Poulin's life wasn't as sunny as he painted. He had a criminal record for uttering death threats, theft, harassment and carrying a weapon. Online, he wrote that he'd been accused of threatening to blow up a Timmins gas station.
Poulin refers to his home country as "dar al-kufr" — land of disbelief — and says he couldn't live in such a place where "you cannot obey Allah fully."
He also reveals that he got married after arriving in Syria and that his wife is pregnant. Poulin says those who can't join the fight should give money to the cause.
Possible initiation, expert says
Reports say Poulin left behind a wife and young child in Syria.
Shots of Canadians fishing, playing hockey and gassing up a snowmobile are interspersed with images of Poulin.
Scenes of fighting at the airport in Aleppo are also shown with the narrator saying Poulin fought and died there.
Steven Emerson of the Washington D.C.-based Investigative Project on Terrorism said Western recruits are often made to do such videos as an initiation.

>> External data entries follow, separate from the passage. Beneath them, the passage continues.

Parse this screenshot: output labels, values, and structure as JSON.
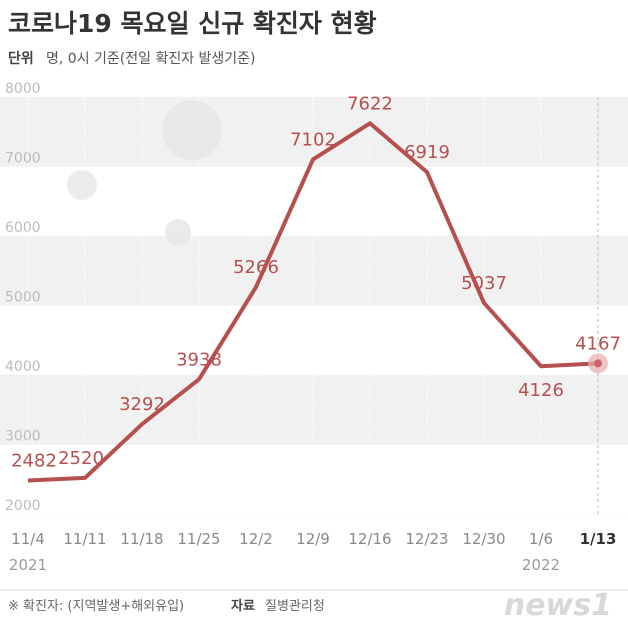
{
  "chart_data": {
    "type": "line",
    "title": "코로나19 목요일 신규 확진자 현황",
    "unit_label": "단위",
    "unit": "명, 0시 기준(전일 확진자 발생기준)",
    "categories": [
      "11/4",
      "11/11",
      "11/18",
      "11/25",
      "12/2",
      "12/9",
      "12/16",
      "12/23",
      "12/30",
      "1/6",
      "1/13"
    ],
    "x_sublabels": [
      "2021",
      null,
      null,
      null,
      null,
      null,
      null,
      null,
      null,
      "2022",
      null
    ],
    "values": [
      2482,
      2520,
      3292,
      3938,
      5266,
      7102,
      7622,
      6919,
      5037,
      4126,
      4167
    ],
    "color": "#b5504f",
    "ylim": [
      2000,
      8000
    ],
    "yticks": [
      2000,
      3000,
      4000,
      5000,
      6000,
      7000,
      8000
    ],
    "note": "※ 확진자: (지역발생+해외유입)",
    "source_label": "자료",
    "source": "질병관리청",
    "logo": "news1"
  }
}
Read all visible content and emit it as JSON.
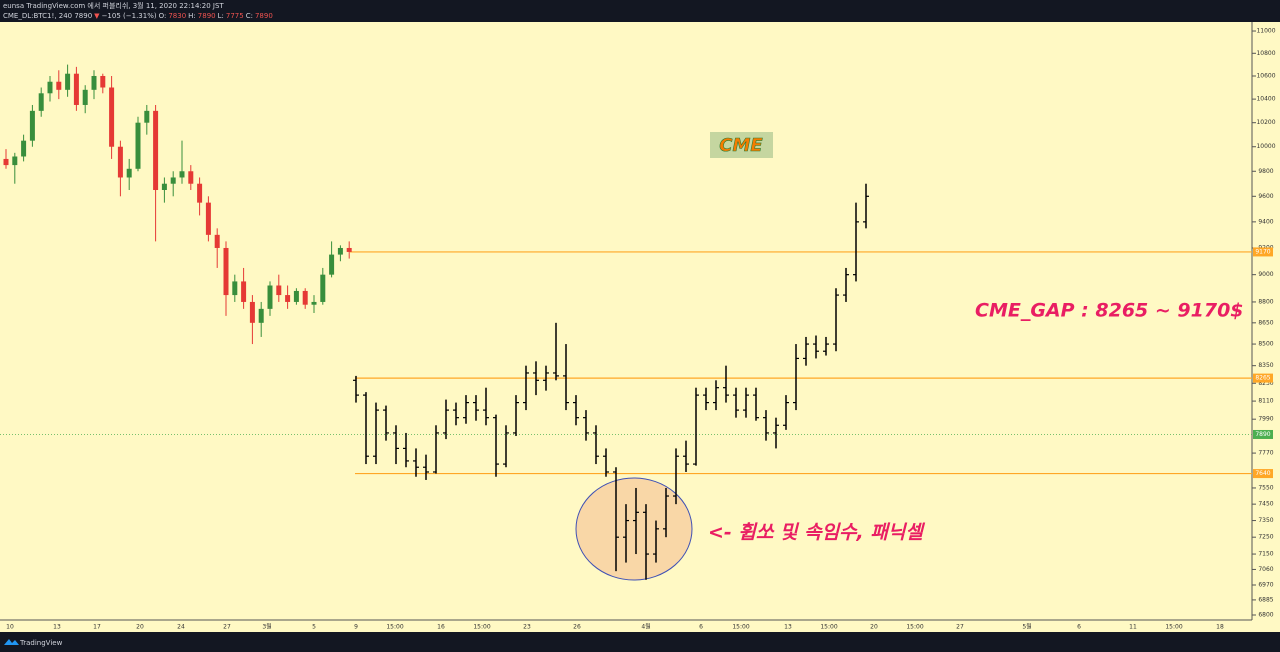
{
  "header": {
    "line1": "eunsa TradingView.com 에서 퍼블리쉬, 3월 11, 2020 22:14:20 JST",
    "line2": [
      "CME_DL:BTC1!, 240 7890",
      "▼",
      "−105 (−1.31%)",
      "O:",
      "7830",
      "H:",
      "7890",
      "L:",
      "7775",
      "C:",
      "7890"
    ]
  },
  "chart_data": {
    "type": "candlestick",
    "log_scale": true,
    "grid": false,
    "ylim": [
      6772,
      11082
    ],
    "yticks": [
      11000,
      10800,
      10600,
      10400,
      10200,
      10000,
      9800,
      9600,
      9400,
      9200,
      9000,
      8800,
      8650,
      8500,
      8350,
      8230,
      8110,
      7990,
      7770,
      7550,
      7450,
      7350,
      7250,
      7150,
      7060,
      6970,
      6885,
      6800
    ],
    "x_labels": [
      "10",
      "13",
      "17",
      "20",
      "24",
      "27",
      "3월",
      "5",
      "9",
      "15:00",
      "16",
      "15:00",
      "23",
      "26",
      "4월",
      "6",
      "15:00",
      "13",
      "15:00",
      "20",
      "15:00",
      "27",
      "5월",
      "6",
      "11",
      "15:00",
      "18"
    ],
    "series": [
      {
        "style": "candles",
        "up_color": "#388e3c",
        "down_color": "#e53935",
        "ohlc": [
          [
            9900,
            9980,
            9820,
            9850
          ],
          [
            9850,
            9950,
            9700,
            9920
          ],
          [
            9920,
            10100,
            9880,
            10050
          ],
          [
            10050,
            10350,
            10000,
            10300
          ],
          [
            10300,
            10500,
            10250,
            10450
          ],
          [
            10450,
            10600,
            10380,
            10550
          ],
          [
            10550,
            10650,
            10400,
            10480
          ],
          [
            10480,
            10700,
            10420,
            10620
          ],
          [
            10620,
            10680,
            10300,
            10350
          ],
          [
            10350,
            10520,
            10280,
            10480
          ],
          [
            10480,
            10650,
            10400,
            10600
          ],
          [
            10600,
            10620,
            10450,
            10500
          ],
          [
            10500,
            10600,
            9900,
            10000
          ],
          [
            10000,
            10050,
            9600,
            9750
          ],
          [
            9750,
            9900,
            9650,
            9820
          ],
          [
            9820,
            10250,
            9800,
            10200
          ],
          [
            10200,
            10350,
            10100,
            10300
          ],
          [
            10300,
            10350,
            9250,
            9650
          ],
          [
            9650,
            9750,
            9550,
            9700
          ],
          [
            9700,
            9800,
            9600,
            9750
          ],
          [
            9750,
            10050,
            9700,
            9800
          ],
          [
            9800,
            9850,
            9650,
            9700
          ],
          [
            9700,
            9750,
            9450,
            9550
          ],
          [
            9550,
            9600,
            9250,
            9300
          ],
          [
            9300,
            9350,
            9050,
            9200
          ],
          [
            9200,
            9250,
            8700,
            8850
          ],
          [
            8850,
            9000,
            8800,
            8950
          ],
          [
            8950,
            9050,
            8750,
            8800
          ],
          [
            8800,
            8850,
            8500,
            8650
          ],
          [
            8650,
            8800,
            8550,
            8750
          ],
          [
            8750,
            8950,
            8700,
            8920
          ],
          [
            8920,
            9000,
            8800,
            8850
          ],
          [
            8850,
            8920,
            8750,
            8800
          ],
          [
            8800,
            8900,
            8780,
            8880
          ],
          [
            8880,
            8900,
            8750,
            8780
          ],
          [
            8780,
            8850,
            8720,
            8800
          ],
          [
            8800,
            9050,
            8780,
            9000
          ],
          [
            9000,
            9250,
            8980,
            9150
          ],
          [
            9150,
            9220,
            9100,
            9200
          ],
          [
            9200,
            9250,
            9120,
            9170
          ]
        ]
      },
      {
        "style": "bars",
        "color": "#000000",
        "ohlc": [
          [
            8250,
            8280,
            8100,
            8150
          ],
          [
            8150,
            8170,
            7700,
            7750
          ],
          [
            7750,
            8100,
            7700,
            8050
          ],
          [
            8050,
            8080,
            7850,
            7900
          ],
          [
            7900,
            7950,
            7700,
            7800
          ],
          [
            7800,
            7900,
            7680,
            7720
          ],
          [
            7720,
            7800,
            7620,
            7680
          ],
          [
            7680,
            7760,
            7600,
            7650
          ],
          [
            7650,
            7950,
            7640,
            7900
          ],
          [
            7900,
            8120,
            7860,
            8050
          ],
          [
            8050,
            8100,
            7950,
            8000
          ],
          [
            8000,
            8150,
            7960,
            8100
          ],
          [
            8100,
            8150,
            7980,
            8050
          ],
          [
            8050,
            8200,
            7950,
            8000
          ],
          [
            8000,
            8020,
            7620,
            7700
          ],
          [
            7700,
            7950,
            7680,
            7900
          ],
          [
            7900,
            8150,
            7880,
            8100
          ],
          [
            8100,
            8350,
            8050,
            8300
          ],
          [
            8300,
            8380,
            8150,
            8250
          ],
          [
            8250,
            8350,
            8180,
            8300
          ],
          [
            8300,
            8650,
            8250,
            8280
          ],
          [
            8280,
            8500,
            8050,
            8100
          ],
          [
            8100,
            8150,
            7950,
            8000
          ],
          [
            8000,
            8050,
            7850,
            7900
          ],
          [
            7900,
            7950,
            7700,
            7750
          ],
          [
            7750,
            7800,
            7620,
            7650
          ],
          [
            7650,
            7680,
            7050,
            7250
          ],
          [
            7250,
            7450,
            7100,
            7350
          ],
          [
            7350,
            7550,
            7150,
            7400
          ],
          [
            7400,
            7450,
            7000,
            7150
          ],
          [
            7150,
            7350,
            7100,
            7300
          ],
          [
            7300,
            7550,
            7250,
            7500
          ],
          [
            7500,
            7800,
            7450,
            7750
          ],
          [
            7750,
            7850,
            7650,
            7700
          ],
          [
            7700,
            8200,
            7690,
            8150
          ],
          [
            8150,
            8200,
            8050,
            8100
          ],
          [
            8100,
            8250,
            8050,
            8200
          ],
          [
            8200,
            8350,
            8100,
            8150
          ],
          [
            8150,
            8200,
            8000,
            8050
          ],
          [
            8050,
            8200,
            8000,
            8150
          ],
          [
            8150,
            8200,
            7980,
            8000
          ],
          [
            8000,
            8050,
            7850,
            7900
          ],
          [
            7900,
            8000,
            7800,
            7950
          ],
          [
            7950,
            8150,
            7920,
            8100
          ],
          [
            8100,
            8500,
            8050,
            8400
          ],
          [
            8400,
            8550,
            8350,
            8500
          ],
          [
            8500,
            8560,
            8400,
            8450
          ],
          [
            8450,
            8550,
            8420,
            8500
          ],
          [
            8500,
            8900,
            8450,
            8850
          ],
          [
            8850,
            9050,
            8800,
            9000
          ],
          [
            9000,
            9550,
            8950,
            9400
          ],
          [
            9400,
            9700,
            9350,
            9600
          ]
        ]
      }
    ],
    "price_lines": [
      {
        "value": 9170,
        "color": "#ffa726",
        "style": "solid"
      },
      {
        "value": 8265,
        "color": "#ffa726",
        "style": "solid"
      },
      {
        "value": 7640,
        "color": "#ffa726",
        "style": "solid"
      },
      {
        "value": 7890,
        "color": "#4caf50",
        "style": "dotted"
      }
    ],
    "annotations": {
      "box": "CME",
      "gap": "CME_GAP : 8265 ~ 9170$",
      "note": "<- 휩쏘 및 속임수, 패닉셀"
    }
  },
  "footer": {
    "brand": "TradingView"
  }
}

"Before they actually participate in hostilities, one of the recruitment requirements is to make a video — sort of your last will and testament — for posterity, which are then posted online should they die in battle," he said.
The video was posted online by an American organization that tracks extremist groups, the Maryland-based SITE intelligence group. It is yet unclear when the video was taken.
SITE said the video was produced by the Islamic State's propaganda wing, the al-Hayat Media Center, and was first posted on a file-sharing website. There was no immediate verification of SITE's claim from the Canadian government.
Emerson said such videos are successful as Westerners appeal more to potential Western recruits, and that is evident in the "hundreds, if not thousands" of foreigners fighting in Syria in the last five years.